Гунарстранна наблюдал, как Эйдесен водит двумя пальцами по переносице. Молчание затянулось.

Фрёлик понял, что проголодался. И в животе у него забурчало – как по сигналу. И Эйдесен, и Гунарстранна покосились на него. Фрёлик откашлялся и поерзал в кресле.

– Почему вы отпустили ее из гостей одну? – спросил наконец Гунарстранна.

– Почему? Ну… ей стало нехорошо, а мне там нравилось.

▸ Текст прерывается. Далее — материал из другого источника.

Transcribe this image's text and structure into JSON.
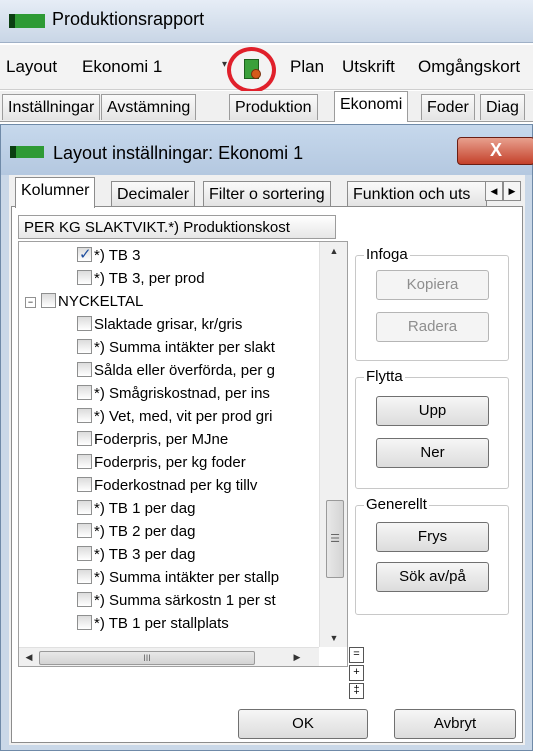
{
  "main_window": {
    "title": "Produktionsrapport",
    "menu": {
      "layout_label": "Layout",
      "layout_value": "Ekonomi 1",
      "items": [
        "Plan",
        "Utskrift",
        "Omgångskort"
      ]
    },
    "tabs": [
      "Inställningar",
      "Avstämning",
      "Produktion",
      "Ekonomi",
      "Foder",
      "Diag"
    ],
    "active_tab": "Ekonomi"
  },
  "dialog": {
    "title": "Layout inställningar: Ekonomi 1",
    "close_label": "X",
    "tabs": [
      "Kolumner",
      "Decimaler",
      "Filter o sortering",
      "Funktion och uts"
    ],
    "active_tab": "Kolumner",
    "column_header": "PER KG SLAKTVIKT.*) Produktionskost",
    "tree": [
      {
        "label": "*) TB 3",
        "checked": true
      },
      {
        "label": "*) TB 3, per prod",
        "checked": false
      },
      {
        "label": "NYCKELTAL",
        "checked": false,
        "group": true,
        "expander": "−"
      },
      {
        "label": "Slaktade grisar, kr/gris",
        "checked": false
      },
      {
        "label": "*) Summa intäkter per slakt",
        "checked": false
      },
      {
        "label": "Sålda eller överförda, per g",
        "checked": false
      },
      {
        "label": "*) Smågriskostnad, per ins",
        "checked": false
      },
      {
        "label": "*) Vet, med, vit per prod gri",
        "checked": false
      },
      {
        "label": "Foderpris, per MJne",
        "checked": false
      },
      {
        "label": "Foderpris, per kg foder",
        "checked": false
      },
      {
        "label": "Foderkostnad per kg tillv",
        "checked": false
      },
      {
        "label": "*) TB 1 per dag",
        "checked": false
      },
      {
        "label": "*) TB 2 per dag",
        "checked": false
      },
      {
        "label": "*) TB 3 per dag",
        "checked": false
      },
      {
        "label": "*) Summa intäkter per stallp",
        "checked": false
      },
      {
        "label": "*) Summa särkostn 1 per st",
        "checked": false
      },
      {
        "label": "*) TB 1 per stallplats",
        "checked": false
      }
    ],
    "tree_buttons": [
      "=",
      "+",
      "‡"
    ],
    "hscroll_grip": "III",
    "vscroll_grip": "☰",
    "groups": {
      "infoga": {
        "label": "Infoga",
        "buttons": [
          "Kopiera",
          "Radera"
        ]
      },
      "flytta": {
        "label": "Flytta",
        "buttons": [
          "Upp",
          "Ner"
        ]
      },
      "generellt": {
        "label": "Generellt",
        "buttons": [
          "Frys",
          "Sök av/på"
        ]
      }
    },
    "ok_label": "OK",
    "cancel_label": "Avbryt"
  }
}
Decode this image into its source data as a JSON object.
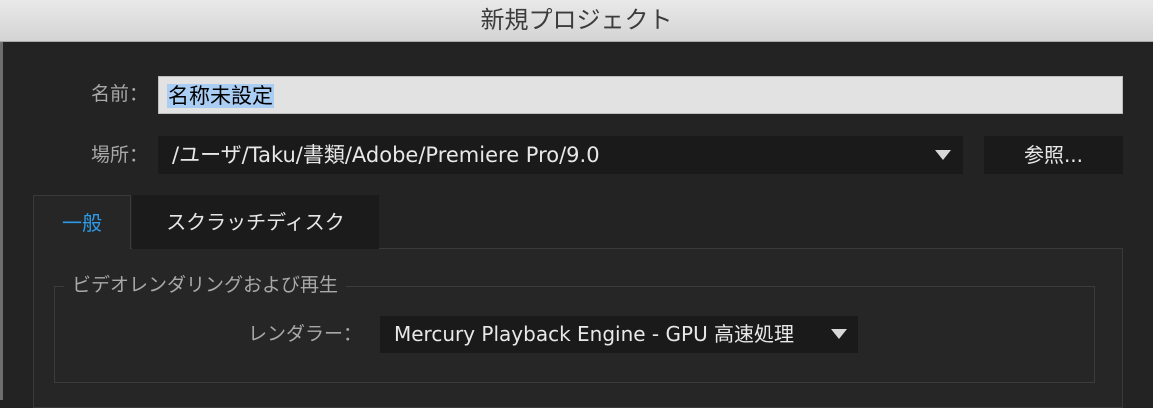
{
  "window": {
    "title": "新規プロジェクト"
  },
  "name_row": {
    "label": "名前：",
    "value": "名称未設定"
  },
  "location_row": {
    "label": "場所：",
    "value": "/ユーザ/Taku/書類/Adobe/Premiere Pro/9.0",
    "dropdown_icon": "triangle-down",
    "browse_label": "参照..."
  },
  "tabs": [
    {
      "label": "一般",
      "active": true
    },
    {
      "label": "スクラッチディスク",
      "active": false
    }
  ],
  "video_group": {
    "title": "ビデオレンダリングおよび再生",
    "renderer_label": "レンダラー：",
    "renderer_value": "Mercury Playback Engine - GPU 高速処理",
    "dropdown_icon": "triangle-down"
  },
  "colors": {
    "accent": "#2d9ae8",
    "selection": "#a9cdf3",
    "background": "#232323"
  }
}
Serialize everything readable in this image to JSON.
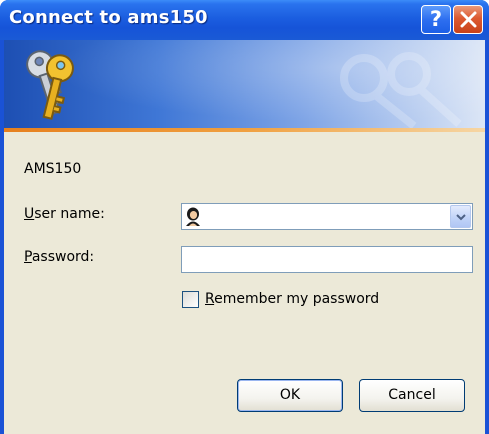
{
  "window": {
    "title": "Connect to ams150",
    "help_glyph": "?"
  },
  "banner": {
    "icon": "keys-icon"
  },
  "dialog": {
    "server_name": "AMS150",
    "username_label_accel": "U",
    "username_label_rest": "ser name:",
    "username_value": "",
    "password_label_accel": "P",
    "password_label_rest": "assword:",
    "password_value": "",
    "remember_checked": false,
    "remember_label_accel": "R",
    "remember_label_rest": "emember my password"
  },
  "buttons": {
    "ok": "OK",
    "cancel": "Cancel"
  },
  "colors": {
    "titlebar": "#1b5ee0",
    "dialog_bg": "#ece9d8",
    "accent_stripe": "#e6801e",
    "close_button": "#dd5a31"
  }
}
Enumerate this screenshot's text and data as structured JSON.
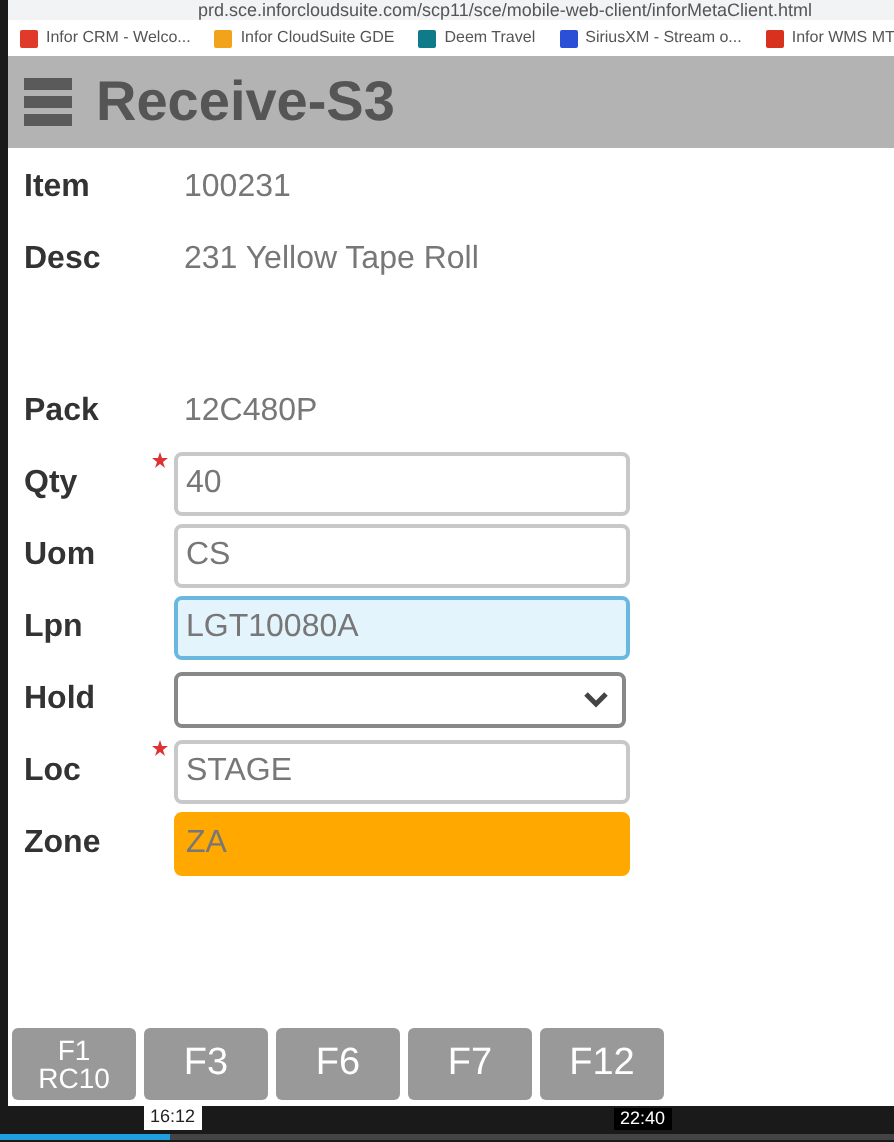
{
  "browser": {
    "url": "prd.sce.inforcloudsuite.com/scp11/sce/mobile-web-client/inforMetaClient.html",
    "bookmarks": [
      {
        "label": "Infor CRM - Welco...",
        "color": "#e03a2a"
      },
      {
        "label": "Infor CloudSuite GDE",
        "color": "#f2a31b"
      },
      {
        "label": "Deem Travel",
        "color": "#0f7b8a"
      },
      {
        "label": "SiriusXM - Stream o...",
        "color": "#2b4fd6"
      },
      {
        "label": "Infor WMS MT",
        "color": "#d8321f"
      }
    ]
  },
  "app": {
    "title": "Receive-S3",
    "fields": [
      {
        "kind": "info",
        "label": "Item",
        "value": "100231"
      },
      {
        "kind": "info",
        "label": "Desc",
        "value": "231 Yellow Tape Roll"
      },
      {
        "kind": "gap"
      },
      {
        "kind": "info",
        "label": "Pack",
        "value": "12C480P"
      },
      {
        "kind": "input",
        "label": "Qty",
        "value": "40",
        "required": true,
        "focused": false
      },
      {
        "kind": "input",
        "label": "Uom",
        "value": "CS",
        "required": false,
        "focused": false
      },
      {
        "kind": "input",
        "label": "Lpn",
        "value": "LGT10080A",
        "required": false,
        "focused": true
      },
      {
        "kind": "select",
        "label": "Hold",
        "required": false,
        "focused": false
      },
      {
        "kind": "input",
        "label": "Loc",
        "value": "STAGE",
        "required": true,
        "focused": false
      },
      {
        "kind": "input",
        "label": "Zone",
        "value": "ZA",
        "required": false,
        "focused": false,
        "color": "#ffa800"
      }
    ],
    "keys": [
      [
        "F1",
        "RC10"
      ],
      [
        "F3"
      ],
      [
        "F6"
      ],
      [
        "F7"
      ],
      [
        "F12"
      ]
    ]
  },
  "player": {
    "hover_time": "16:12",
    "duration": "22:40",
    "level": 0.19
  }
}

– Но вы там появились в первый раз, верно?

– Как и Катрине.

– Не совсем. Катрине была знакома с хозяевами дома и еще несколькими людьми. А вы не знали никого из присутствовавших.

– Я был таким же гостем, как все остальные, и обстановка там была очень непринужденная.

– В каком смысле "непринужденная"?

– Ну, все веселились, рассказывали анекдоты, много смеялись… С этими людьми приятно было общаться!

– Вы ушли оттуда, в числе прочих, с некоей Мерете Фоссум. Она примерно ваша ровесница?

– Немного моложе. – Эйдесен, видимо, изо всех сил старался не отводить глаза в сторону.

– Вы сказали, что хорошо проводили время. Насколько я понял, в основном речь шла о вас с ней вдвоем, верно?

– Там было полно народу, но мы немного потанцевали, поболтали.

– "Мы"? Значит, вы там тесно общались, вели себя как парочка?

– Мы не были парочкой. У меня была Катрине!

– Но вас потянуло к этой Мерете… Вы с ней, как говорится, нашли общий язык еще до того, как Катрине ушла, так?

– Нет.

– Катрине ушла не поэтому? Не потому, что вы приставали к другим женщинам?

– Я ни к кому не приставал.

– Но вы с ней танцевали. И признались, что до того поссорились с Катрине.

– Из-за таких вещей мы с ней не ссорились.

– Где она живет?

– Кто?

– Мерете Фоссум.

– В Гаглеберге, у поворота по пути в Рюенберг.

– Откуда вы знаете?

– Домой мы поехали вместе и заплатили за такси пополам. Там она вышла.

Гунарстранна подал знак Фрёлику. Тот встал и направился к двери, но потом как будто что-то вспомнил.

– И последнее, – сказал Фрёлик, пока его коллега расстегивал пиджак и сворачивал самокрутку.

– Да? – устало спросил Эйдесен, глядя на него.

– Мы знаем, во что она была одета, но ведь вас пригласили в гости. Какие украшения на ней были?

– Украшения? – задумался Эйдесен. – Тонкая золотая цепочка на шее. Наверное, пара браслетов… Она обожала браслеты! Всегда носила вот здесь. – Он ткнул себя пальцем в запястье. – Они позвякивали. Ей казалось, круто, когда они звякают.

– А еще?

– Как-то ничего не припоминаю.

– Может, кольца?

– Да, конечно, она всегда носила много золота.

– А в ушах что-нибудь было?

– Да. Я сам подарил ей золотые сережки в виде листочков конопли.

– Я думал, она чиста.

– Так и было.

– Но листья конопли?..

– Да, а что такого?

Фрёлик махнул рукой и буркнул:

– Ничего.

Он ждал Гунарстранну. По пути к выходу инспектор задел плечом более высокого и крепкого Уле Эйдесена и сказал:

– В течение ближайших суток вы обязаны явиться в Институт судебной медицины, где сдадите анализ ДНК. – Гунарстранна сунул сигарету в рот. – У вас двадцать четыре часа. До свидания!